Num contexto social, parecer é mais importante do que ser. Diante do imediatismo dos tempos, a pesquisa se torna fundamental quando os outros não imputam a certeza de uma realidade fresca e à mão. Não é uma crítica para a humanidade, é constatação: somos avessos à perda de tempo e queremos acreditar naquilo que nos agrada, soa positivo, mesmo que a verdade caminhe n’outra direção. Foi assim com o presidente Peter Siemsen. Dono da gestão que parece ser a melhor dos últimos tempos, o dirigente tricolor compartilhou um áudio que acreditou ser de um dos “criadores da Bossa Nova”, João Gilberto, cantando o hino tricolor. Diversos sites, inclusive o NETFLU, jornalistas e torcedores ilustres – ou não – difundiram a obra. Não era, porém, quem o inconsciente coletivo achou que fosse.

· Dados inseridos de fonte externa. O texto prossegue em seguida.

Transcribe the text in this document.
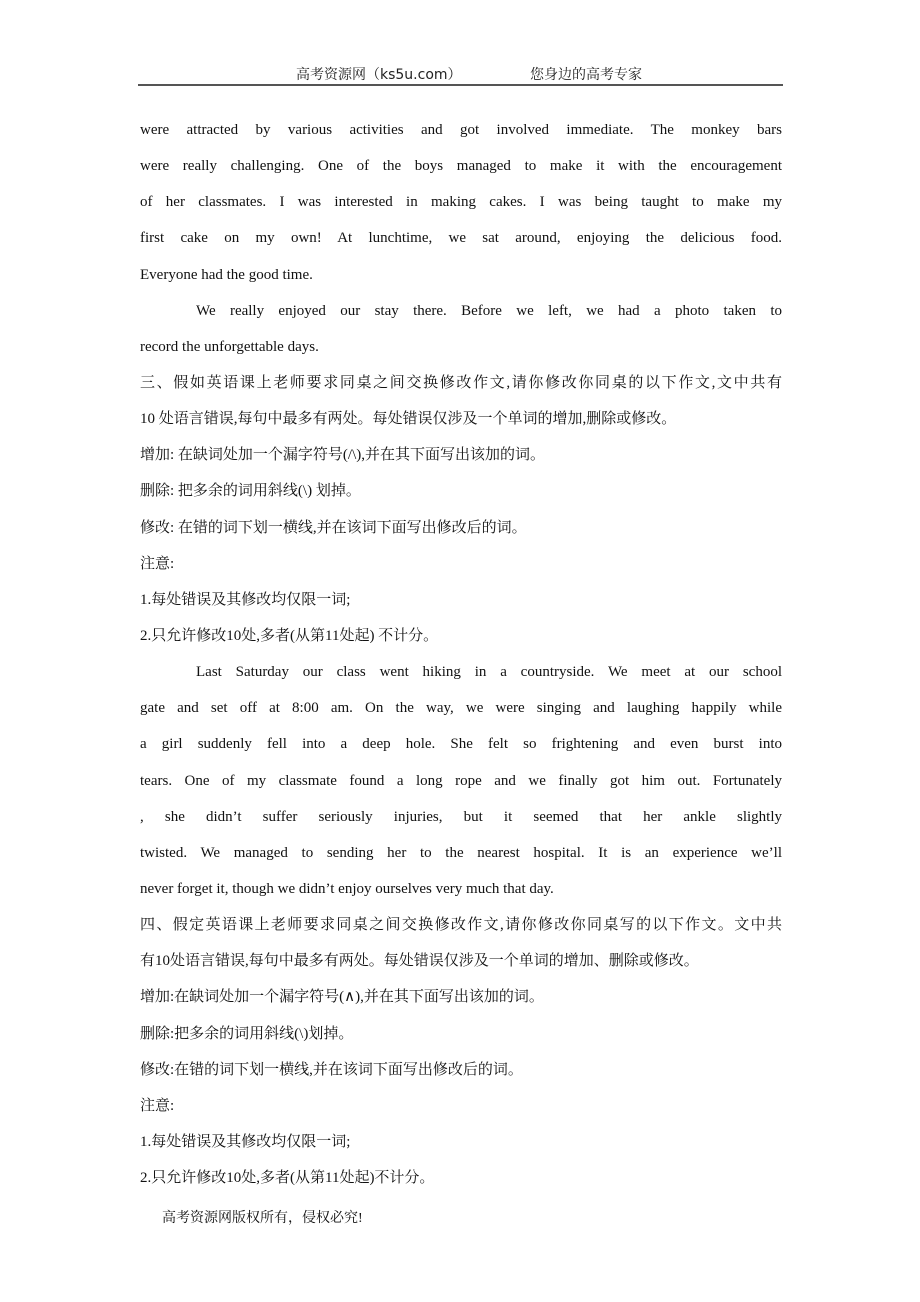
高考资源网（ks5u.com）	您身边的高考专家
were attracted by various activities and got involved immediate. The monkey bars
were really challenging. One of the boys managed to make it with the encouragement
of her classmates. I was interested in making cakes. I was being taught to make my
first cake on my own! At lunchtime, we sat around, enjoying the delicious food.
Everyone had the good time.
We really enjoyed our stay there. Before we left, we had a photo taken to
record the unforgettable days.
三、假如英语课上老师要求同桌之间交换修改作文,请你修改你同桌的以下作文,文中共有
10 处语言错误,每句中最多有两处。每处错误仅涉及一个单词的增加,删除或修改。
增加: 在缺词处加一个漏字符号(/\),并在其下面写出该加的词。
删除: 把多余的词用斜线(\) 划掉。
修改: 在错的词下划一横线,并在该词下面写出修改后的词。
注意:
1.每处错误及其修改均仅限一词;
2.只允许修改10处,多者(从第11处起) 不计分。
Last Saturday our class went hiking in a countryside. We meet at our school
gate and set off at 8:00 am. On the way, we were singing and laughing happily while
a girl suddenly fell into a deep hole. She felt so frightening and even burst into
tears. One of my classmate found a long rope and we finally got him out. Fortunately
, she didn’t suffer seriously injuries, but it seemed that her ankle slightly
twisted. We managed to sending her to the nearest hospital. It is an experience we’ll
never forget it, though we didn’t enjoy ourselves very much that day.
四、假定英语课上老师要求同桌之间交换修改作文,请你修改你同桌写的以下作文。文中共
有10处语言错误,每句中最多有两处。每处错误仅涉及一个单词的增加、删除或修改。
增加:在缺词处加一个漏字符号(∧),并在其下面写出该加的词。
删除:把多余的词用斜线(\)划掉。
修改:在错的词下划一横线,并在该词下面写出修改后的词。
注意:
1.每处错误及其修改均仅限一词;
2.只允许修改10处,多者(从第11处起)不计分。
高考资源网版权所有，侵权必究!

Do Lins de Vasconcelos, na zona norte do Rio, vem a resposta. Introspectivo, caseiro e morando sozinho num apartamento de três quartos, desde o falecimento de sua irmã há pouco mais de três anos, o violonista, cantor e compositor, Anselmo Rocha, foi surpreendido com o “boom” de sua interpretação do hino. Aos 59 anos, o artista, bastante conhecido no meio da Bossa, embora um “José” entre o público geral, nunca teve de atender a tantos telefonemas. Alguns desavisados acharam que fosse estratégia de marketing do próprio compositor, usando a foto de um ícone para tentar pegar carona na imagem. Errado.
– Algumas músicas de minha autoria estão lá no palco MP3. Tem diversas parcerias também. Na verdade, isto que chamam de hino do Fluminense é uma marcha e, como gosto muito da melodia e da letra, eu, como tricolor, quis fazer uma coisa mais moderna, uma samba estilizado. Coloquei todo conhecimento que tenho. Alguém que eu não sei, andou fuçando lá e encontrou. Deve ter chamado atenção dele. Ele extraiu o áudio e colocou no Facebook, atrelado a uma foto do João Gilberto. As pessoas que me conhecem sabem que não uso Facebook, não gosto. Assim como coisas em geral em informática, peço para as pessoas mexerem pra mim. Aí eu recebi um Whatsapp de um amigo meu, falando sobre a indignação de outro amigo porque passaram essa gravação para o presidente do Fluminense. E eu acho mais bisonho que passaram a minha gravação com a foto do João Gilberto. Eu tenho uma profunda admiração pelo trabalho musical dele, só dignificou a música brasileira. Já conversei algumas vezes com o João Gilberto, inclusive, ao telefone. Nesse caso aí, eu estou meio de bobo no terreiro – contou, em entrevista ao portal número 1 da torcida tricolor.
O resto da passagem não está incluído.